For Immediate Release
Monday, February 27, 2017
For More Information Contact:
Ashon McKenzie, Policy Director
Renuka Mayadev, Executive Director
COLUMBUS – Determined to see all babies reach their first birthday, Children’s Defense Fund-Ohio (CDF-Ohio) released a new policy brief – Delivering Better Outcomes for Black Babies through Breastfeeding.
Nationwide, Ohio ranks as the 45th worst state for infant mortality, and Ohio’s Black infant mortality rate is among the worst in the country. Black babies are three times more likely to die before their first birthday than White babies. The new policy brief uncovers the benefits of breastfeeding on infant and maternal health and provides Ohio’s breastfeeding rate and corresponding racial disparity. For future action, a robust recommendation section highlights steps to support and increase the number of breastfeeding mothers.

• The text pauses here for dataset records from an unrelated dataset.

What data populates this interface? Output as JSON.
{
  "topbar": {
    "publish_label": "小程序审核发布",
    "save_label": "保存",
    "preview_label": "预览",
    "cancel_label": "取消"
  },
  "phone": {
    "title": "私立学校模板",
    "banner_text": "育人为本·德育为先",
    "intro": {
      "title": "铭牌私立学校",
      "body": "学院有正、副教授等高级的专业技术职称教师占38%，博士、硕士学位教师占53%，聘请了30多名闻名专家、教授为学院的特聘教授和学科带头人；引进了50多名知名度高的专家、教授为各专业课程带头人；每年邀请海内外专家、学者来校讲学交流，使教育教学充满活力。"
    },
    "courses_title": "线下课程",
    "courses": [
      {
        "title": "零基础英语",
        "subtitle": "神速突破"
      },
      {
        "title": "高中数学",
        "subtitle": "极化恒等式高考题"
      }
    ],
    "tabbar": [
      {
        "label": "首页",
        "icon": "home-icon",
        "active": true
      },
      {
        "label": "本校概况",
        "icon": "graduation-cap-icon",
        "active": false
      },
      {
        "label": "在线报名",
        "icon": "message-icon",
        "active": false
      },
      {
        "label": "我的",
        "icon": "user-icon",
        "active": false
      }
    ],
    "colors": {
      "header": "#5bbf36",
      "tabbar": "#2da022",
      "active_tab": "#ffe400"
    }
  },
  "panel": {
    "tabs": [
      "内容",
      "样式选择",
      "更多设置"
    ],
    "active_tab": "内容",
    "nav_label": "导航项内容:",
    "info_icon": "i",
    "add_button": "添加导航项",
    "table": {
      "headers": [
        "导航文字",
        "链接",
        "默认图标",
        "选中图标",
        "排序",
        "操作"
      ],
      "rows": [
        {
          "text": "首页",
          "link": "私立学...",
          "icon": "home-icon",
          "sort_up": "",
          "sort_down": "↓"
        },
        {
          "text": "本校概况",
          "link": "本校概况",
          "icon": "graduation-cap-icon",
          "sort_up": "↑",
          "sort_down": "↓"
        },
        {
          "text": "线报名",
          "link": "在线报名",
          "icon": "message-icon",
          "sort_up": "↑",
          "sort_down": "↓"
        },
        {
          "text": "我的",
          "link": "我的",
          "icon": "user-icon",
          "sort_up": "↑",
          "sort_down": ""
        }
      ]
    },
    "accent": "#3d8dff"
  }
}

“We must look at every possible solution to remedy our infant mortality problem. Breastfeeding is a low cost and accessible solution to improve maternal and infant health.” said Renuka Mayadev, Executive Director of CDF-Ohio. “While the American Academy of Pediatrics recommends six months of exclusive breastfeeding, Ohio lags behind the national average, especially for Black mothers. We can make this recommendation a reality for mothers.”
- Only 18.6% of Ohio’s Black babies are exclusively breastfed three months after birth, compared to 41.4% of White babies.
- By six months, exclusive breastfeeding for Black babies is down to 3.8% compared to 16.8% for White babies.
Breastfeeding barriers common to all mothers – no paid family leave, unsupportive work environments, and challenges in healthcare and nutrition support – disproportionately affect Black mothers, who are over represented in Ohio’s low-income brackets.
CDF-Ohio’s brief offers solutions to support women and families including covered home visits from lactation consultants, statewide paid family leave, hospital requirements to promote breastfeeding starting in the delivery room, and leveraging the established Ohio Special Supplemental Nutrition Program for Women, Infant, and Children Nutrition (WIC) to better serve Black mothers.
We cannot turn back progress for mothers. As Congress proceeds with the repeal of the Affordable Care Act (ACA), there are a number of important breastfeeding provisions at risk. Under the ACA, qualifying employers are required to provide women break time and space (i.e., not the bathroom) to express milk for up to a year after giving birth. The ACA also requires most health plans to offer some level of breastfeeding support and equipment, including breast pumps.
“It is essential that Ohio take proactive steps to eliminate barriers to breastfeeding,” explains CDF-Ohio Policy Director Ashon McKenzie. “Ohio’s babies are depending on us.”